A click made her look round and call for her husband. But he was already in bed, his snores audible from the other side of the apartment. She shook her head and made for the bathroom. Once there, the buzzing of her electric toothbrush soothed her for a moment. The bedroom door was open a crack to reveal the corner of her antique bed and the matching walnut dressing table with its baroque curves and photos of her daughter and grandchildren encased within silver frames. She thought of their affluent lives in the USA, a different world from this tiny oasis of Roman peace.

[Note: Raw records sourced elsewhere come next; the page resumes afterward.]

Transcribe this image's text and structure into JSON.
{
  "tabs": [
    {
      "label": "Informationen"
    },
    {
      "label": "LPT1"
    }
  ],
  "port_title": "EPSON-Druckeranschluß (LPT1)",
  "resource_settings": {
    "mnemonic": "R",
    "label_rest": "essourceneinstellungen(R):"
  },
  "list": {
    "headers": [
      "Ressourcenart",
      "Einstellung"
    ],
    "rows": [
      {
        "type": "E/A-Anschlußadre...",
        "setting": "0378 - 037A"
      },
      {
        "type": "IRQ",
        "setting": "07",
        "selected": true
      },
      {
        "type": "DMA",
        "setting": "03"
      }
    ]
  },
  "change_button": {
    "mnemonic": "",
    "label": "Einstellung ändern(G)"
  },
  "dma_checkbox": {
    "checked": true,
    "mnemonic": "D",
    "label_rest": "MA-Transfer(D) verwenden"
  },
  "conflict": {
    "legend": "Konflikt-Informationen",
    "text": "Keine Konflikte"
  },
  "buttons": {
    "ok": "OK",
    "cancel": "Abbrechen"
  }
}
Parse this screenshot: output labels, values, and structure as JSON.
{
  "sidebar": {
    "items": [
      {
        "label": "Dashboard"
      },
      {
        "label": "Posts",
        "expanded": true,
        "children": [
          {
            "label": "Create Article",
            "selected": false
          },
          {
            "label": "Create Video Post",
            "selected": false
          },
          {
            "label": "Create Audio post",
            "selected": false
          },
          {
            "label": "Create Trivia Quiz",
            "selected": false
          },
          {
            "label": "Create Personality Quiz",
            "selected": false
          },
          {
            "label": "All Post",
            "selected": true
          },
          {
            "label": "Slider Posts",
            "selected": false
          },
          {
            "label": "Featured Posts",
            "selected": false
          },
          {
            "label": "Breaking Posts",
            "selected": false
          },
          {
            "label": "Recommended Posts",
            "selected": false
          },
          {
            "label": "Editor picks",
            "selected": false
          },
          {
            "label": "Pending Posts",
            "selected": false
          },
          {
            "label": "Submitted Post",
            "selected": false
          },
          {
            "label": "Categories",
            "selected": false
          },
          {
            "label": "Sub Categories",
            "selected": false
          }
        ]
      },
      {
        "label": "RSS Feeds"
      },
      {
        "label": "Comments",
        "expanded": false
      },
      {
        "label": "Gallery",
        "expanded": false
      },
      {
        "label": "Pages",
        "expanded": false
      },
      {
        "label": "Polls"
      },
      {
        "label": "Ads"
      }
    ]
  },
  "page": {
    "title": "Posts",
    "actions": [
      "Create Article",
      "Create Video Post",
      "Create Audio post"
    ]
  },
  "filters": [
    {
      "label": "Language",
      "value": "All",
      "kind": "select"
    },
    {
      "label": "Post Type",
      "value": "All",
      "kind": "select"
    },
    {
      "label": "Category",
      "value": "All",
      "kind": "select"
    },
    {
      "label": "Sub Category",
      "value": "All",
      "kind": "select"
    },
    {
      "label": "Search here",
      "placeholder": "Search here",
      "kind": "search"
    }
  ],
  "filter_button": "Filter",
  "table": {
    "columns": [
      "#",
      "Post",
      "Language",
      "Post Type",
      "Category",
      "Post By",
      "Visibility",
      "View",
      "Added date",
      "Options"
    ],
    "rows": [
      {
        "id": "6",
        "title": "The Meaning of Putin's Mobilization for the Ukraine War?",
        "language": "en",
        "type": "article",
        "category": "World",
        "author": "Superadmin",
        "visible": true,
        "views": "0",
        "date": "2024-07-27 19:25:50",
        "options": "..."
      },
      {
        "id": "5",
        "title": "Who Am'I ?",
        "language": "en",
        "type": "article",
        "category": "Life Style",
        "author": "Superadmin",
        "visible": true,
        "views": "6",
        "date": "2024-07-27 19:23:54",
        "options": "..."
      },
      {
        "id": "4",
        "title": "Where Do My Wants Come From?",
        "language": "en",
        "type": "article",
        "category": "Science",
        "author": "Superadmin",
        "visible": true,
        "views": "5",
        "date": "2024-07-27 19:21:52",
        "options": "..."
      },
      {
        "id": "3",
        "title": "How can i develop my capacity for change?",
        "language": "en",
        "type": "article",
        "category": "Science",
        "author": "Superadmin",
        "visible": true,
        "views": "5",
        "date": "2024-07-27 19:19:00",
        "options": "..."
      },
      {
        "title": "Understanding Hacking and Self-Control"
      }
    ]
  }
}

Here, in this minute historic apartment on one of the most beautiful and historic roads in the city, at least one could pretend the violence of modern life wasn’t happening.
Another click, and this time she froze. ‘Salvatore’?’ her voice cracked. Hairs stood up on the back of her neck and she felt a sudden chill, despite the heat.
No answer came from her husband, but she could no longer hear his snores either. She was suddenly very aware of her thin nightdress and the open balcony doors facing the tall, vined wall which ran alongside Via Giulia’s cobbled roadside. A few floors up, she had become accustomed to leaving them open during the summer months.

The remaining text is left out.